01 May Fire detection without cladding
After considerable research and development Metalline, a fabricator of specialist architectural metalwork in the UK, has created a fire detection system that could be retrofitted into existing cladding with the intention of giving a faster reaction time than waking watch. The fire detection system is designed to monitor the façade using three different sensors on the cladding system – a smoke sensor in the cavity, a heat sensor in the cavity, and a heat sensor on the outside.
To investigate the response time of these sensors, Metalline approached the FPA to design and carry out a bespoke fire test to assess the performance of the system, examine how best to monitor the system and the spread of smoke, and establish how to insert the sensor into the cladding system without compromising the integrity of the system.
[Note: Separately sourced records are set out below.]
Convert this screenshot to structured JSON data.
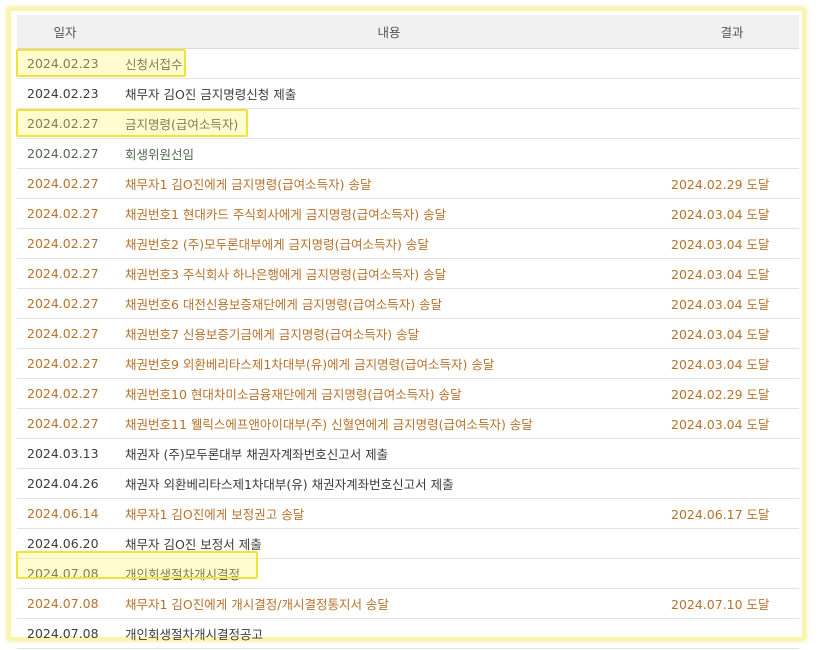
{
  "table": {
    "headers": {
      "date": "일자",
      "content": "내용",
      "result": "결과"
    },
    "rows": [
      {
        "date": "2024.02.23",
        "content": "신청서접수",
        "result": "",
        "tone": "dark"
      },
      {
        "date": "2024.02.23",
        "content": "채무자 김O진 금지명령신청 제출",
        "result": "",
        "tone": "dark"
      },
      {
        "date": "2024.02.27",
        "content": "금지명령(급여소득자)",
        "result": "",
        "tone": "dark"
      },
      {
        "date": "2024.02.27",
        "content": "회생위원선임",
        "result": "",
        "tone": "green"
      },
      {
        "date": "2024.02.27",
        "content": "채무자1 김O진에게 금지명령(급여소득자) 송달",
        "result": "2024.02.29 도달",
        "tone": "orange"
      },
      {
        "date": "2024.02.27",
        "content": "채권번호1 현대카드 주식회사에게 금지명령(급여소득자) 송달",
        "result": "2024.03.04 도달",
        "tone": "orange"
      },
      {
        "date": "2024.02.27",
        "content": "채권번호2 (주)모두론대부에게 금지명령(급여소득자) 송달",
        "result": "2024.03.04 도달",
        "tone": "orange"
      },
      {
        "date": "2024.02.27",
        "content": "채권번호3 주식회사 하나은행에게 금지명령(급여소득자) 송달",
        "result": "2024.03.04 도달",
        "tone": "orange"
      },
      {
        "date": "2024.02.27",
        "content": "채권번호6 대전신용보증재단에게 금지명령(급여소득자) 송달",
        "result": "2024.03.04 도달",
        "tone": "orange"
      },
      {
        "date": "2024.02.27",
        "content": "채권번호7 신용보증기금에게 금지명령(급여소득자) 송달",
        "result": "2024.03.04 도달",
        "tone": "orange"
      },
      {
        "date": "2024.02.27",
        "content": "채권번호9 외환베리타스제1차대부(유)에게 금지명령(급여소득자) 송달",
        "result": "2024.03.04 도달",
        "tone": "orange"
      },
      {
        "date": "2024.02.27",
        "content": "채권번호10 현대차미소금융재단에게 금지명령(급여소득자) 송달",
        "result": "2024.02.29 도달",
        "tone": "orange"
      },
      {
        "date": "2024.02.27",
        "content": "채권번호11 웰릭스에프앤아이대부(주) 신혈연에게 금지명령(급여소득자) 송달",
        "result": "2024.03.04 도달",
        "tone": "orange"
      },
      {
        "date": "2024.03.13",
        "content": "채권자 (주)모두론대부 채권자계좌번호신고서 제출",
        "result": "",
        "tone": "dark"
      },
      {
        "date": "2024.04.26",
        "content": "채권자 외환베리타스제1차대부(유) 채권자계좌번호신고서 제출",
        "result": "",
        "tone": "dark"
      },
      {
        "date": "2024.06.14",
        "content": "채무자1 김O진에게 보정권고 송달",
        "result": "2024.06.17 도달",
        "tone": "orange"
      },
      {
        "date": "2024.06.20",
        "content": "채무자 김O진 보정서 제출",
        "result": "",
        "tone": "dark"
      },
      {
        "date": "2024.07.08",
        "content": "개인회생절차개시결정",
        "result": "",
        "tone": "dark"
      },
      {
        "date": "2024.07.08",
        "content": "채무자1 김O진에게 개시결정/개시결정통지서 송달",
        "result": "2024.07.10 도달",
        "tone": "orange"
      },
      {
        "date": "2024.07.08",
        "content": "개인회생절차개시결정공고",
        "result": "",
        "tone": "dark"
      }
    ]
  },
  "colors": {
    "orange": "#b8722c",
    "dark": "#3c3c3c",
    "green": "#4f6b4c",
    "highlight": "#f2e33a"
  }
}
The testing was carried out on a specially constructed 10m wide and 9m high test rig at the FPA’s facilities to assess the detector response times across two 4.5m storeys, with detectors located at the edge of cavities. The worst-case scenario for a fire is with the most combustible cladding. However, the worst-case scenario for fire detector response time is with the least combustible cladding. Therefore, the majority of the test rig was constructed with non-combustible aluminium with mineral wool insulation.
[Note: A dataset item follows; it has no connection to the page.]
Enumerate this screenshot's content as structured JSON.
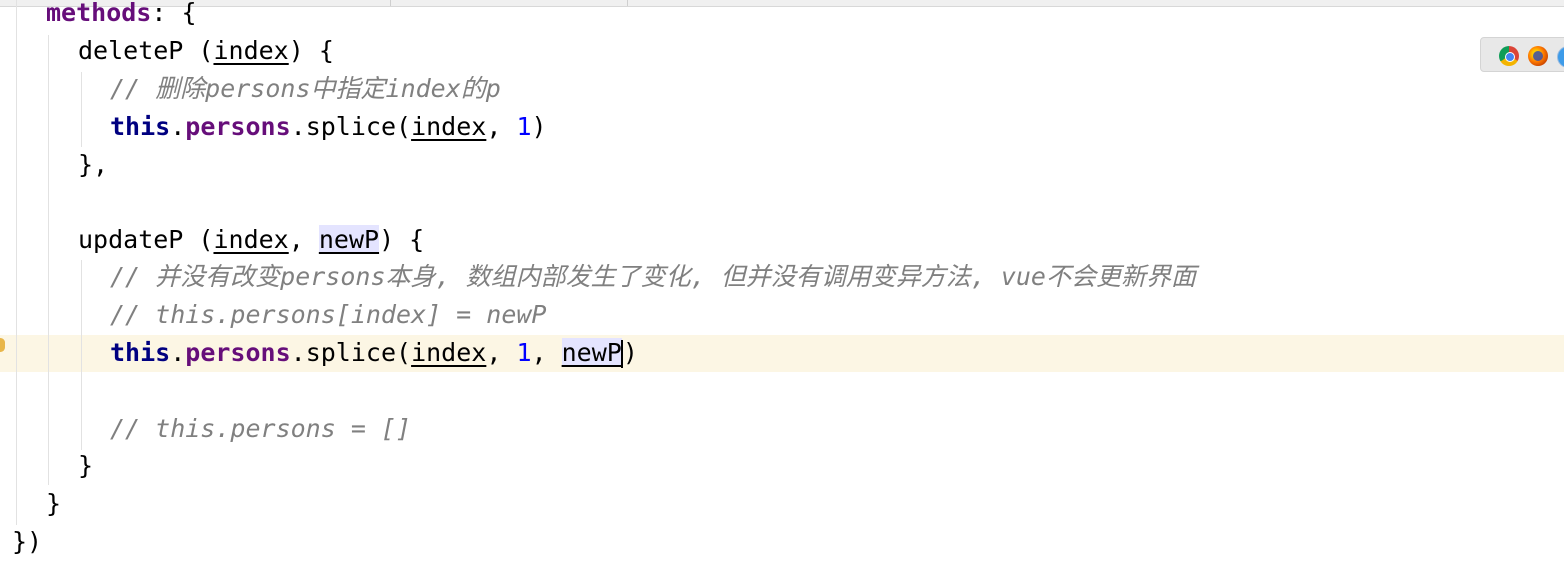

5 ACM panels were used in the bottom left-hand corner of the test rig to serve as the main fuel source to assess the detector response times. Two types of sensors were installed in each test location: a heat detector and a smoke detector, with the majority installed to detect inside the cavity between the aluminium and the mineral wool, positioned on the internal face of the cladding.
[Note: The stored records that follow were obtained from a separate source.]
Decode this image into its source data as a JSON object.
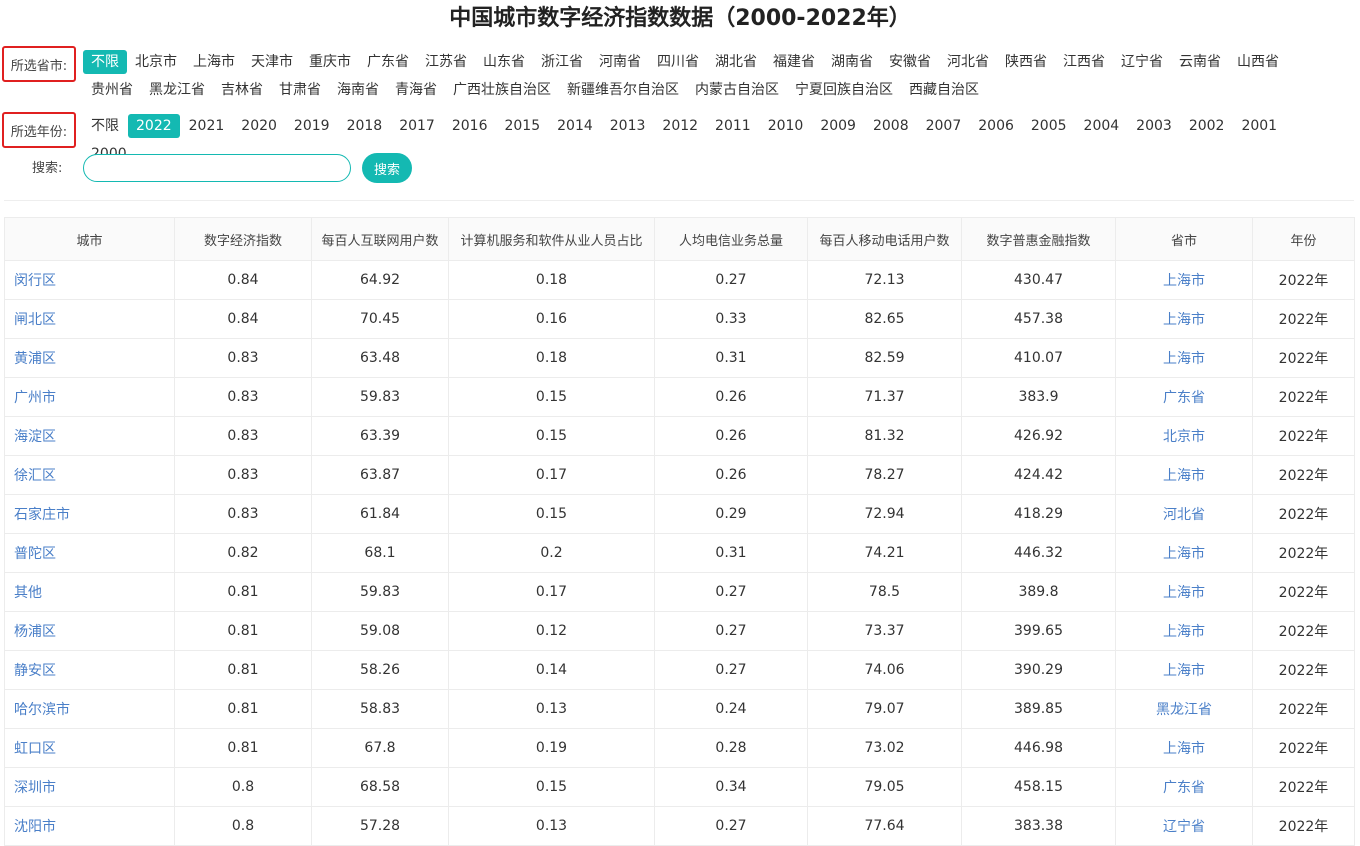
{
  "title": "中国城市数字经济指数数据（2000-2022年）",
  "province_filter": {
    "label": "所选省市:",
    "options": [
      "不限",
      "北京市",
      "上海市",
      "天津市",
      "重庆市",
      "广东省",
      "江苏省",
      "山东省",
      "浙江省",
      "河南省",
      "四川省",
      "湖北省",
      "福建省",
      "湖南省",
      "安徽省",
      "河北省",
      "陕西省",
      "江西省",
      "辽宁省",
      "云南省",
      "山西省",
      "贵州省",
      "黑龙江省",
      "吉林省",
      "甘肃省",
      "海南省",
      "青海省",
      "广西壮族自治区",
      "新疆维吾尔自治区",
      "内蒙古自治区",
      "宁夏回族自治区",
      "西藏自治区"
    ],
    "selected": "不限"
  },
  "year_filter": {
    "label": "所选年份:",
    "options": [
      "不限",
      "2022",
      "2021",
      "2020",
      "2019",
      "2018",
      "2017",
      "2016",
      "2015",
      "2014",
      "2013",
      "2012",
      "2011",
      "2010",
      "2009",
      "2008",
      "2007",
      "2006",
      "2005",
      "2004",
      "2003",
      "2002",
      "2001",
      "2000"
    ],
    "selected": "2022"
  },
  "search": {
    "label": "搜索:",
    "value": "",
    "button_label": "搜索"
  },
  "table": {
    "headers": [
      "城市",
      "数字经济指数",
      "每百人互联网用户数",
      "计算机服务和软件从业人员占比",
      "人均电信业务总量",
      "每百人移动电话用户数",
      "数字普惠金融指数",
      "省市",
      "年份"
    ],
    "rows": [
      [
        "闵行区",
        "0.84",
        "64.92",
        "0.18",
        "0.27",
        "72.13",
        "430.47",
        "上海市",
        "2022年"
      ],
      [
        "闸北区",
        "0.84",
        "70.45",
        "0.16",
        "0.33",
        "82.65",
        "457.38",
        "上海市",
        "2022年"
      ],
      [
        "黄浦区",
        "0.83",
        "63.48",
        "0.18",
        "0.31",
        "82.59",
        "410.07",
        "上海市",
        "2022年"
      ],
      [
        "广州市",
        "0.83",
        "59.83",
        "0.15",
        "0.26",
        "71.37",
        "383.9",
        "广东省",
        "2022年"
      ],
      [
        "海淀区",
        "0.83",
        "63.39",
        "0.15",
        "0.26",
        "81.32",
        "426.92",
        "北京市",
        "2022年"
      ],
      [
        "徐汇区",
        "0.83",
        "63.87",
        "0.17",
        "0.26",
        "78.27",
        "424.42",
        "上海市",
        "2022年"
      ],
      [
        "石家庄市",
        "0.83",
        "61.84",
        "0.15",
        "0.29",
        "72.94",
        "418.29",
        "河北省",
        "2022年"
      ],
      [
        "普陀区",
        "0.82",
        "68.1",
        "0.2",
        "0.31",
        "74.21",
        "446.32",
        "上海市",
        "2022年"
      ],
      [
        "其他",
        "0.81",
        "59.83",
        "0.17",
        "0.27",
        "78.5",
        "389.8",
        "上海市",
        "2022年"
      ],
      [
        "杨浦区",
        "0.81",
        "59.08",
        "0.12",
        "0.27",
        "73.37",
        "399.65",
        "上海市",
        "2022年"
      ],
      [
        "静安区",
        "0.81",
        "58.26",
        "0.14",
        "0.27",
        "74.06",
        "390.29",
        "上海市",
        "2022年"
      ],
      [
        "哈尔滨市",
        "0.81",
        "58.83",
        "0.13",
        "0.24",
        "79.07",
        "389.85",
        "黑龙江省",
        "2022年"
      ],
      [
        "虹口区",
        "0.81",
        "67.8",
        "0.19",
        "0.28",
        "73.02",
        "446.98",
        "上海市",
        "2022年"
      ],
      [
        "深圳市",
        "0.8",
        "68.58",
        "0.15",
        "0.34",
        "79.05",
        "458.15",
        "广东省",
        "2022年"
      ],
      [
        "沈阳市",
        "0.8",
        "57.28",
        "0.13",
        "0.27",
        "77.64",
        "383.38",
        "辽宁省",
        "2022年"
      ]
    ]
  },
  "colors": {
    "accent": "#14b9b2",
    "link": "#4a7fc8",
    "label_border": "#e02020"
  }
}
An additional sensor was positioned externally above the fire and an A2-rated fire-protected sealant was used to seal the holes made to place the sensors.
Two tests were conducted on the test rig, with a fire positioned in one corner to assess the fire detector response times. The sensor activation times were measured relative to when the fire broke through the cavity. The test as designed defined cavity breakthrough as when either of the cavity thermocouples read 200°C above the ambient temperature for over 30 seconds.
The smoke detectors simulating a 10m wide cavity activated before the fire the broke into the cavity, whilst the smoke detectors simulating a 20m wide cavity activated within 1 minute and 5 seconds of fire breaking into the cavity. The heat detectors simulating a 10m wide cavity activated within 2 minutes and 21 seconds of fire breaking into the cavity.
The heat detectors simulating a 20m wide cavity did not all activate before the test was terminated, 15 minutes after the fire was ignited. However, the first detector located on the upper floor activated within 1 minute and 50 seconds of fire breaking into the cavity for both tests. The external heat detector reacted more slowly than the corresponding internal heat detector during both tests, despite being closer to the fire.
Ryan Brough, Head of Operations at Intelliclad said: “The test results proved the reliability of our application and allowed us to go on and win two national awards: Innovation of the Year at the National Building and Construction Awards 2022, and Smart Technology of the Year at the London Construction Awards 2022.”